Thanks. A DC-DC charger definitely seems to be the consensus in the RV world. And thanks for reminding me of Powerpole connectors. They're well made and reliable - and I think I might even have a couple in my electrical box. Hopefully I can still locate my Powerpole crimp dies. :)
 

AaronD

.
Aug 10, 2014
723
Catalina 22 9874 Newberg, OR / Olympia, WA
The Victron Smart Orions do not have a setting for reduced current, it would always want to put out the 17A, and pull a little more on the input. There is a 9A standard (non-smart) Orion that would need to be switched on and off manually. But the draw would be appropriate, and it will accept down to 8V input to make up for voltage drop. The output is adjustable, so you could set it for ~14V and top up your batteries without needing to go to float, since it would only be for the time you are driving. 50' (round-trip) of 10 AWG cable would give ~4% voltage drop, so you'd have 13.45V off a 14.0V alternator.

Or, Redarc has a 12V DC-DC charger that is similar in function to the Victron, though without Bluetooth. It's designed for trailers - model BCDC1212T.

While the 120VAC would work, I'd be concerned with the safety aspect of it. In any event, you'd need an inverter capable of 600VA minimum for the fairly efficient 40A charger, which will still have some losses. Since inverters are not usually happy at constant full load, make that an 800VA.
Thanks - those are all helpful suggestions - I'll consider the Redarc and the 9A Orion.
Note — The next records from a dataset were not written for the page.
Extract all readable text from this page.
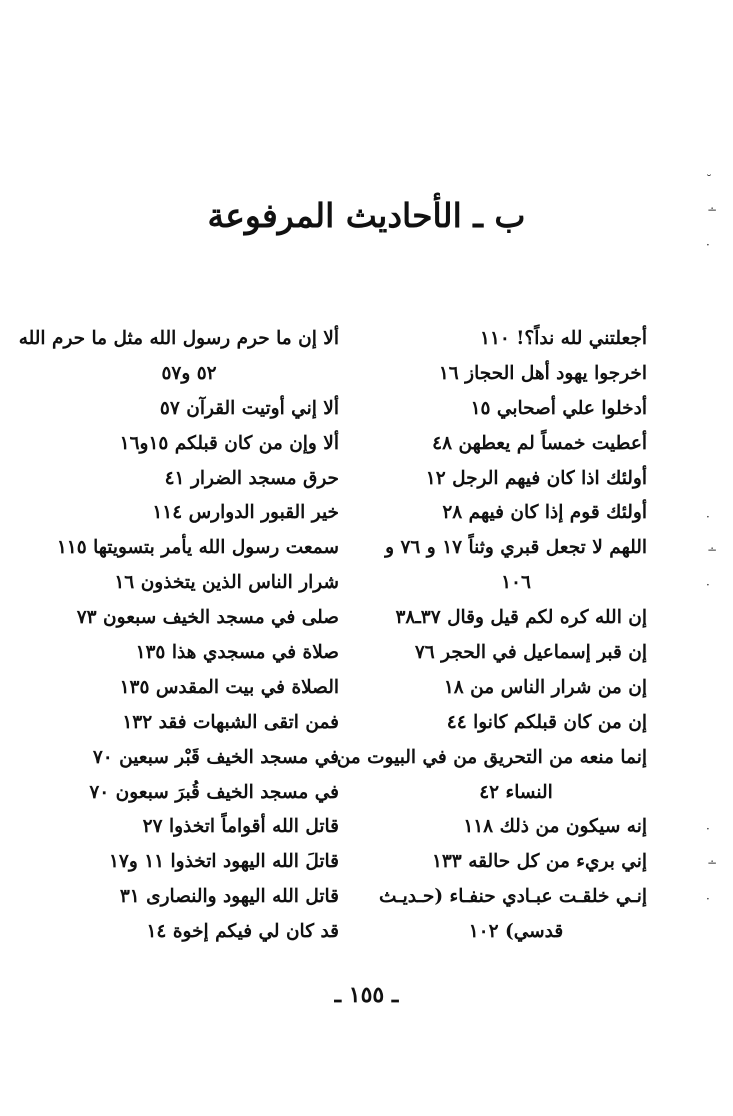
ب ـ الأحاديث المرفوعة
أجعلتني لله نداً؟! ١١٠
اخرجوا يهود أهل الحجاز ١٦
أدخلوا علي أصحابي ١٥
أعطيت خمساً لم يعطهن ٤٨
أولئك اذا كان فيهم الرجل ١٢
أولئك قوم إذا كان فيهم ٢٨
اللهم لا تجعل قبري وثناً ١٧ و ٧٦ و
١٠٦
إن الله كره لكم قيل وقال ٣٧ـ٣٨
إن قبر إسماعيل في الحجر ٧٦
إن من شرار الناس من ١٨
إن من كان قبلكم كانوا ٤٤
إنما منعه من التحريق من في البيوت من
النساء ٤٢
إنه سيكون من ذلك ١١٨
إني بريء من كل حالقه ١٣٣
إنـي خلقـت عبـادي حنفـاء (حـديـث
قدسي) ١٠٢
ألا إن ما حرم رسول الله مثل ما حرم الله
٥٢ و٥٧
ألا إني أوتيت القرآن ٥٧
ألا وإن من كان قبلكم ١٥و١٦
حرق مسجد الضرار ٤١
خير القبور الدوارس ١١٤
سمعت رسول الله يأمر بتسويتها ١١٥
شرار الناس الذين يتخذون ١٦
صلى في مسجد الخيف سبعون ٧٣
صلاة في مسجدي هذا ١٣٥
الصلاة في بيت المقدس ١٣٥
فمن اتقى الشبهات فقد ١٣٢
في مسجد الخيف قَبْر سبعين ٧٠
في مسجد الخيف قُبرَ سبعون ٧٠
قاتل الله أقواماً اتخذوا ٢٧
قاتلَ الله اليهود اتخذوا ١١ و١٧
قاتل الله اليهود والنصارى ٣١
قد كان لي فيكم إخوة ١٤
ـ ١٥٥ ـ
˘
∸
·
·
∸
·
·
∸
·
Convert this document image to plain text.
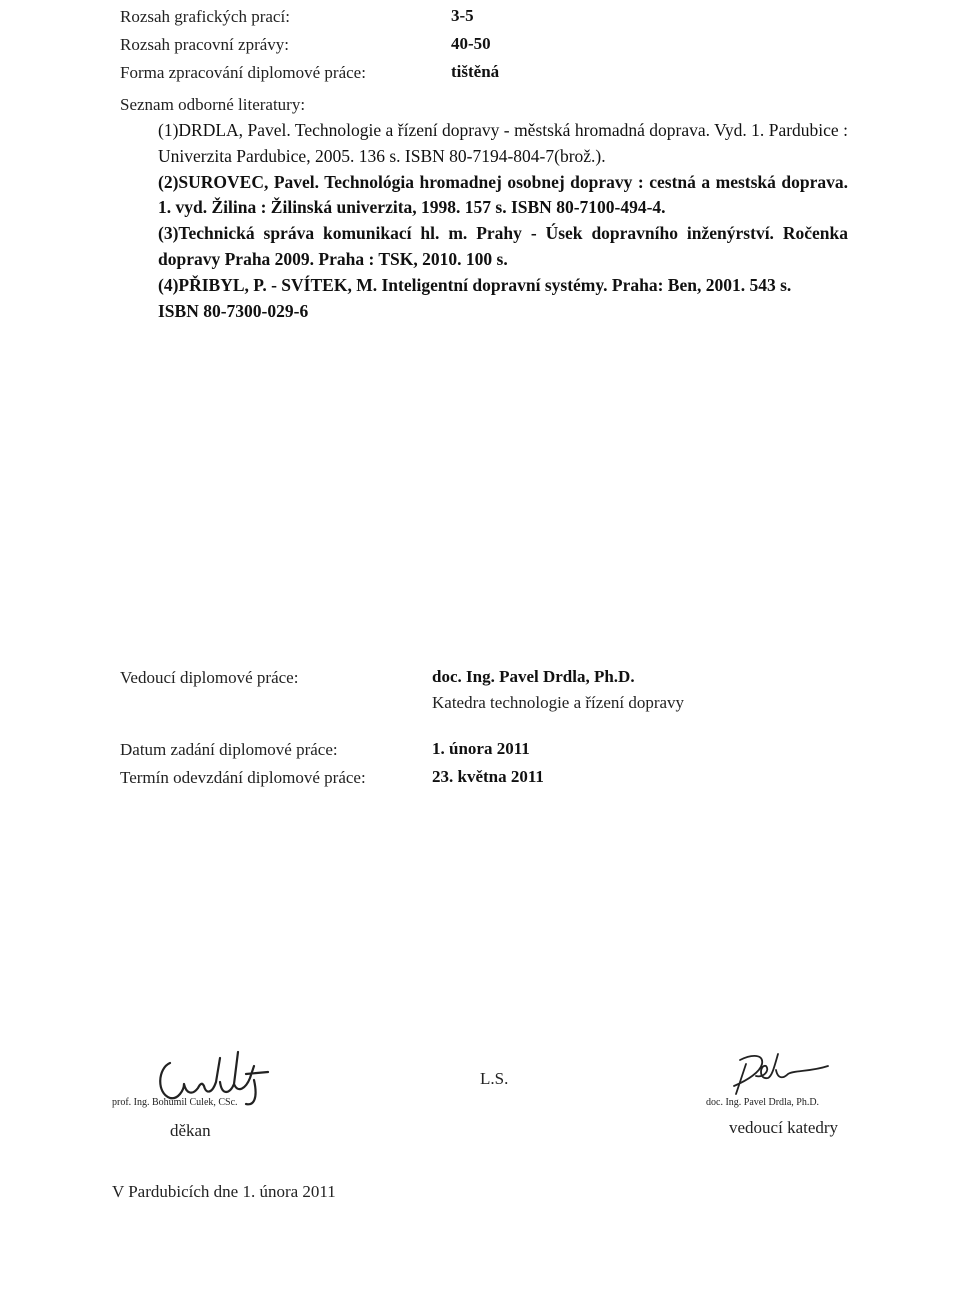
Rozsah grafických prací:	3-5
Rozsah pracovní zprávy:	40-50
Forma zpracování diplomové práce:	tištěná
Seznam odborné literatury:

(1)DRDLA, Pavel. Technologie a řízení dopravy - městská hromadná doprava. Vyd. 1. Pardubice : Univerzita Pardubice, 2005. 136 s. ISBN 80-7194-804-7(brož.).

(2)SUROVEC, Pavel. Technológia hromadnej osobnej dopravy : cestná a mestská doprava. 1. vyd. Žilina : Žilinská univerzita, 1998. 157 s. ISBN 80-7100-494-4.

(3)Technická správa komunikací hl. m. Prahy - Úsek dopravního inženýrství. Ročenka dopravy Praha 2009. Praha : TSK, 2010. 100 s.

(4)PŘIBYL, P. - SVÍTEK, M. Inteligentní dopravní systémy. Praha: Ben, 2001. 543 s.

ISBN 80-7300-029-6

Vedoucí diplomové práce:	doc. Ing. Pavel Drdla, Ph.D.
Katedra technologie a řízení dopravy
Datum zadání diplomové práce:	1. února 2011
Termín odevzdání diplomové práce:	23. května 2011
prof. Ing. Bohumil Culek, CSc.
děkan
L.S.
doc. Ing. Pavel Drdla, Ph.D.
vedoucí katedry
V Pardubicích dne 1. února 2011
I hadn't even thought about a non-smart charger, but it might be fine for this application; I should always have a pretty good idea of the boat bank's state of charge. And it's fine (and expected) to sit at absorb voltage for a few hours, and it's easy enough to switch it off midway through a long tow.

I think I'm too paranoid to use the 120VAC solution. My electrical knowledge says it would work in theory; my lack of electrical knowledge can't predict all the possible failure modes; whatever those failure modes might be, they make me nervous.